[XviD-devel] 2pass curve compression

Dirk Knop xvid-devel@xvid.org
Fri, 09 Aug 2002 15:39:16 +0200


Hi,

yetserday I talked some time with Foxer about "his" alt CC curve 
compression algorithms.
In th end, the descriptions can be made a little more understandable in 
a less-technically language:

High+low distance and min. relative quality affect the amplitude of the 
scaled curve, while curve aggression low, medium, high affect the 
reaction speed for the overflow treatment.

High distance should have a name that reflects that it represents the 
upper bound of the curve. Something like "Max framesize (% of average 
framesize)" and for low distance accordingly "Min. framesize (% of 
average framesize)". But this isn't all the truth. What happens out of 
those borders is that this Min. relative quality stuff get's applied. 
There you have too many possibilities what to do as well.

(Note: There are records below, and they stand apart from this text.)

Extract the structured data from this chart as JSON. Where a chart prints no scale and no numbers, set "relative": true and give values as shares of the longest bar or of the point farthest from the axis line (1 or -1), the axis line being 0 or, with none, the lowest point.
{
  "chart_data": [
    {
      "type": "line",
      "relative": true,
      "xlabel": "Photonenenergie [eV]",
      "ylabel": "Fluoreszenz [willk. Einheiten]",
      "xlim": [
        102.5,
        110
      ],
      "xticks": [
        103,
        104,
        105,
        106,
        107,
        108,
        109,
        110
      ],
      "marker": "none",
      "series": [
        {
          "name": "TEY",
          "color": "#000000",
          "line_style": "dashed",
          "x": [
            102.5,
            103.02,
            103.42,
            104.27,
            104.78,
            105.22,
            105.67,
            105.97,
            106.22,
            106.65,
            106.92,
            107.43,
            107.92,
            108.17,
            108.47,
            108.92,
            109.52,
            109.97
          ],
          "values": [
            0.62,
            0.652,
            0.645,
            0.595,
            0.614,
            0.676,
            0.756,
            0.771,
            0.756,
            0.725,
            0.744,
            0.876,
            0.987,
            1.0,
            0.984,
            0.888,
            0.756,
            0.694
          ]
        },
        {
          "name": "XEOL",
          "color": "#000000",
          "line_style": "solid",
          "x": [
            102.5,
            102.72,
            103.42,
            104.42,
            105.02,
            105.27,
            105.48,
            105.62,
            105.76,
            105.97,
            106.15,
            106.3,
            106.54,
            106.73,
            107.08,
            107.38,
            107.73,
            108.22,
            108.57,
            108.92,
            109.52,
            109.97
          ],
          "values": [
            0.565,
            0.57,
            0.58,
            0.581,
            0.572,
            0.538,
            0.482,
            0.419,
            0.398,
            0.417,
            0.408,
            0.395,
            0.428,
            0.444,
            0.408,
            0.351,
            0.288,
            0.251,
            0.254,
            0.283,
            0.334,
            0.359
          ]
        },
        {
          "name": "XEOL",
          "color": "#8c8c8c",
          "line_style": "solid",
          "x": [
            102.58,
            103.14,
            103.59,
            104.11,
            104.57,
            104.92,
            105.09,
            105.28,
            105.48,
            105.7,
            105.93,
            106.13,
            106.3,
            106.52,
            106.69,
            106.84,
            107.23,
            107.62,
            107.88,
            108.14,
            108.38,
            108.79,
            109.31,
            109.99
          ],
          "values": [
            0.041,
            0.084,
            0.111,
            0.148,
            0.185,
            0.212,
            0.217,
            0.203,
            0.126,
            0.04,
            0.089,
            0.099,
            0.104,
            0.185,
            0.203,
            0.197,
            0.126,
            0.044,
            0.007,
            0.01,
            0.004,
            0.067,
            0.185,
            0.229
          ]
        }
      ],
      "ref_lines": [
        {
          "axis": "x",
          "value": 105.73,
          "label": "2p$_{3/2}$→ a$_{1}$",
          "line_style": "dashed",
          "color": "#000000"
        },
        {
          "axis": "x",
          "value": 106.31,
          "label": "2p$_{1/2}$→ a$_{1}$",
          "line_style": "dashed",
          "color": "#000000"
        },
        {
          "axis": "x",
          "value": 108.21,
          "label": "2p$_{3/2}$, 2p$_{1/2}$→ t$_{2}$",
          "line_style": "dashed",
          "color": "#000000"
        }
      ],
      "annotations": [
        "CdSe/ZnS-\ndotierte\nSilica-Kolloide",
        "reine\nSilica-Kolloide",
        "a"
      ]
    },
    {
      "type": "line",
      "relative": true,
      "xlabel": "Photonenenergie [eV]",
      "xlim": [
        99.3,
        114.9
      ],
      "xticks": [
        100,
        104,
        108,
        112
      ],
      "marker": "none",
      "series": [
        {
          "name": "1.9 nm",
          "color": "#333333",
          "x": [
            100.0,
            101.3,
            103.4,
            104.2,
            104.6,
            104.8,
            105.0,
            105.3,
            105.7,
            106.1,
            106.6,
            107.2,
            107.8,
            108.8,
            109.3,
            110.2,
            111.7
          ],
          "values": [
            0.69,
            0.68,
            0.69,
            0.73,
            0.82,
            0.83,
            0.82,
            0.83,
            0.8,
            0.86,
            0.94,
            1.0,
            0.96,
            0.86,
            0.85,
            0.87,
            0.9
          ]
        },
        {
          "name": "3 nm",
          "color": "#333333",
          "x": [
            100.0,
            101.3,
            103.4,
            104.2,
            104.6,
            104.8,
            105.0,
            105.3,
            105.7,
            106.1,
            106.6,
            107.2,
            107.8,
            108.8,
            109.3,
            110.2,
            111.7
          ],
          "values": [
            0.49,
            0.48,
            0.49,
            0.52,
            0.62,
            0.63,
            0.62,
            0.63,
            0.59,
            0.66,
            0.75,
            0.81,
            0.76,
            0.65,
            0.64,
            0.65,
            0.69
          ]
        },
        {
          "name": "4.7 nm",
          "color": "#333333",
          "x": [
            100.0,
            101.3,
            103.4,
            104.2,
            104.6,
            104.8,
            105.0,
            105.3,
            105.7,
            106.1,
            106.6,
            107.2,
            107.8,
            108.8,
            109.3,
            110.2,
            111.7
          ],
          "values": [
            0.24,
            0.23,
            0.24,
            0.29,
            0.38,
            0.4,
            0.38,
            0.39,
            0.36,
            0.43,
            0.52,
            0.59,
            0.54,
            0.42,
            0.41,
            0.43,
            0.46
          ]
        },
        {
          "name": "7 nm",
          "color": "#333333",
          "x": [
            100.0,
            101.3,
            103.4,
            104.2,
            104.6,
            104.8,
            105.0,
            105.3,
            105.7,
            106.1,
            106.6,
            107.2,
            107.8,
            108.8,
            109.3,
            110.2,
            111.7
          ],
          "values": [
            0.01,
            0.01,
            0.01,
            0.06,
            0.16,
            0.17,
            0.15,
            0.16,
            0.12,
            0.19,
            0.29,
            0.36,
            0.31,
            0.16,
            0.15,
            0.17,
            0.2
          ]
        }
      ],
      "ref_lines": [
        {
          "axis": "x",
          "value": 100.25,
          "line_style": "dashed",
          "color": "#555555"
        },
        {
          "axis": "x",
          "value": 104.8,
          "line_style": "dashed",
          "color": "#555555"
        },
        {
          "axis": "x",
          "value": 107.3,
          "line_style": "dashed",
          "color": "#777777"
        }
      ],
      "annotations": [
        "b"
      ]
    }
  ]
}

I would like to see new default values implemented into XviD which gave 
me good results (I tested on matrix and rush hour2 again) and someone 
over at doom9 tested it with fight club, which now finally looks like he 
likes it ;)

Ok, those defaults should be:
iframe boost 0
below keyframe distance 10
bitrate reduction 20

payback delay 250 (this has still influence on the curve, even when that 
alt CC stuff looks like it shouldn't!)

using alt cc as default (!)
curve aggression medium
high distance 500
low distance 90
min rel quality activated, automatic mode, strength set to 30%

These settings result in a nearly linear downscaled curve, while 
applying a mechanism which prevents from already small frames trying to 
get over-quantized.

A little weird to setup all this, but the viewing pleasure of the 
encodings is remarkable :)

Long-term I really see the need to replace all that CC stuff with 
something easier.

I'd like to have a linear scaled curve with a high and lowpass, some 
overflow treatment which works like it now works (scene based), and some 
mechanism to prevent too small frames to get quantized more ;) Maybe a 
reaction delay for the oveflow treatment as well.

But please, nothing so complicated, who would ever guessed that these 
values can help the encoding?

Ok, just wanted to share thse results.